Lewy body disease: 65% of patients receive an incorrect initial diagnosis

Lewy body disease: 65% of patients receive an incorrect initial diagnosis
On January 28, World Lewy Body Disease Day highlights a common but still largely unknown dementia. Between medical wandering, false diagnoses and exhausted families, patients and their loved ones want to improve the management of this disease.

Every January 28, a still little-known date is included on the health calendars: the World Lewy Body Disease Day. Behind this complex name, patients who see their mood, their walking or their memory transform in a few hours, and loved ones who have one appointment after another without a clear answer.

In France, the Lewy body disease is the second neurocognitive disease after Alzheimer’s, with nearly
200,000 patients. Yet nearly two-thirds are not correctly diagnosed, lost between labels of Alzheimer’s, Parkinson’s or psychiatric disorder. At the heart of this world day, one issue comes up repeatedly: putting an end to
medical wandering.

World Day: Lewy body disease comes out of the shadows

Created on January 28, 2024 at the initiative of the association
A2MCL and several foreign organizations, the world day wants to give a face to a dementia that has long remained in the shadows. The 2025 edition placed emphasis on the training of caregivers. That of 2026 carries a more direct demand: that no more patients go years without a reliable diagnosis.

This date is also full of emotion since the disappearance, on January 28, 2025, of Catherine Laborde, honorary godmother of the A2MCL, also suffering from MCL. Around this day, the association offers “Open Doors Lewy”meetings in hospitals, memory centers or nursing homes to explain the illness, cross-reference experiences and initiate clearer care pathways.

Medical wandering and Lewy body disease: the price of false diagnoses

MCL combines memory or language disorders, hallucinations, delusions, behavioral changes, agitated nightmares and motor problems similar to Parkinson’s. Everything varies enormously from person to person, sometimes from one day to the next. Enough to confuse doctors and explain that two out of three patients receive another diagnosis for months, sometimes years.

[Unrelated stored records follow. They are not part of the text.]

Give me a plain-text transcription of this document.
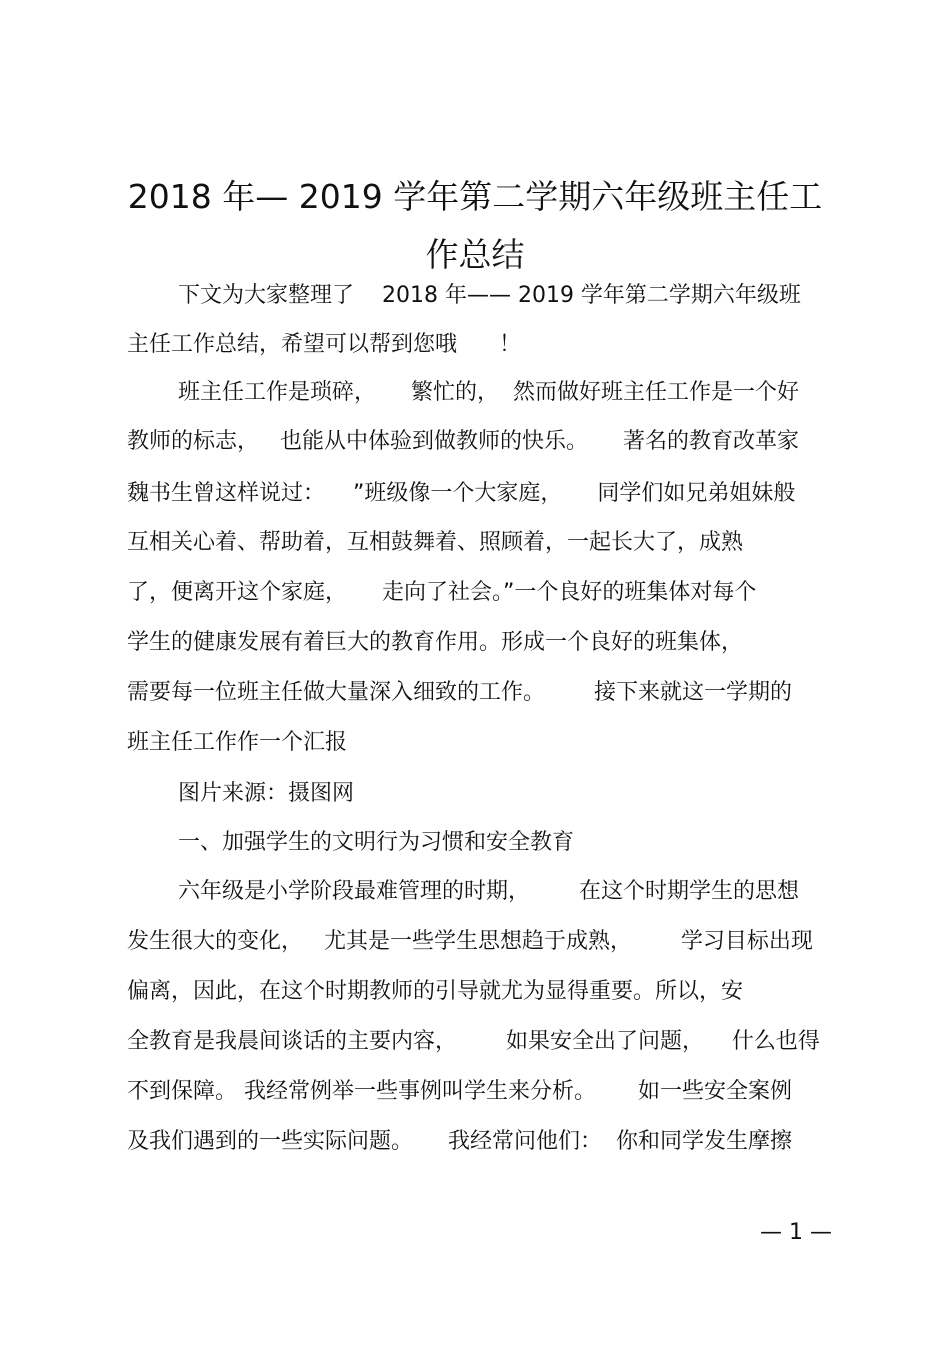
2018 年— 2019 学年第二学期六年级班主任工
作总结
下文为大家整理了    2018 年—— 2019 学年第二学期六年级班
主任工作总结，希望可以帮到您哦      ！
班主任工作是琐碎，     繁忙的，  然而做好班主任工作是一个好
教师的标志，   也能从中体验到做教师的快乐。     著名的教育改革家
魏书生曾这样说过：    ”班级像一个大家庭，     同学们如兄弟姐妹般
互相关心着、帮助着，互相鼓舞着、照顾着，一起长大了，成熟
了，便离开这个家庭，     走向了社会。”一个良好的班集体对每个
学生的健康发展有着巨大的教育作用。形成一个良好的班集体，
需要每一位班主任做大量深入细致的工作。       接下来就这一学期的
班主任工作作一个汇报
图片来源：摄图网
一、加强学生的文明行为习惯和安全教育
六年级是小学阶段最难管理的时期，       在这个时期学生的思想
发生很大的变化，   尤其是一些学生思想趋于成熟，       学习目标出现
偏离，因此，在这个时期教师的引导就尤为显得重要。所以，安
全教育是我晨间谈话的主要内容，       如果安全出了问题，    什么也得
不到保障。 我经常例举一些事例叫学生来分析。      如一些安全案例
及我们遇到的一些实际问题。     我经常问他们：  你和同学发生摩擦
— 1 —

Meanwhile, families face crises alone, desperately seeking structures or trained home help. Inappropriate treatments, particularly certain neuroleptics, can worsen symptoms or lead to serious side effects or even early death. For the A2MCL, the caregivers, this “silent army” of eleven million French people, also bear the weight of this wandering, as Thomas Stern recalls in his book Is there life after your death?.

A2MCL asks a structured, readable care pathway adapted to the specificities of MCL

In a plea addressed to public authorities and an online petition, the A2MCL bears an explicit title: “For a care pathway adapted to the specificities of MCL which puts an end to the medical and diagnostic wandering of the 200,000 patients with Lewy bodies”. The association is calling for a structured diagnostic pathway, from the general practitioner’s office to MCL-certified memory consultations in each department, based on the identification tool validated by the High Authority of Health and on the PASSCOG system to speed up assessments, as well as an emergency response to behavioral disorders and a training plan for all those involved.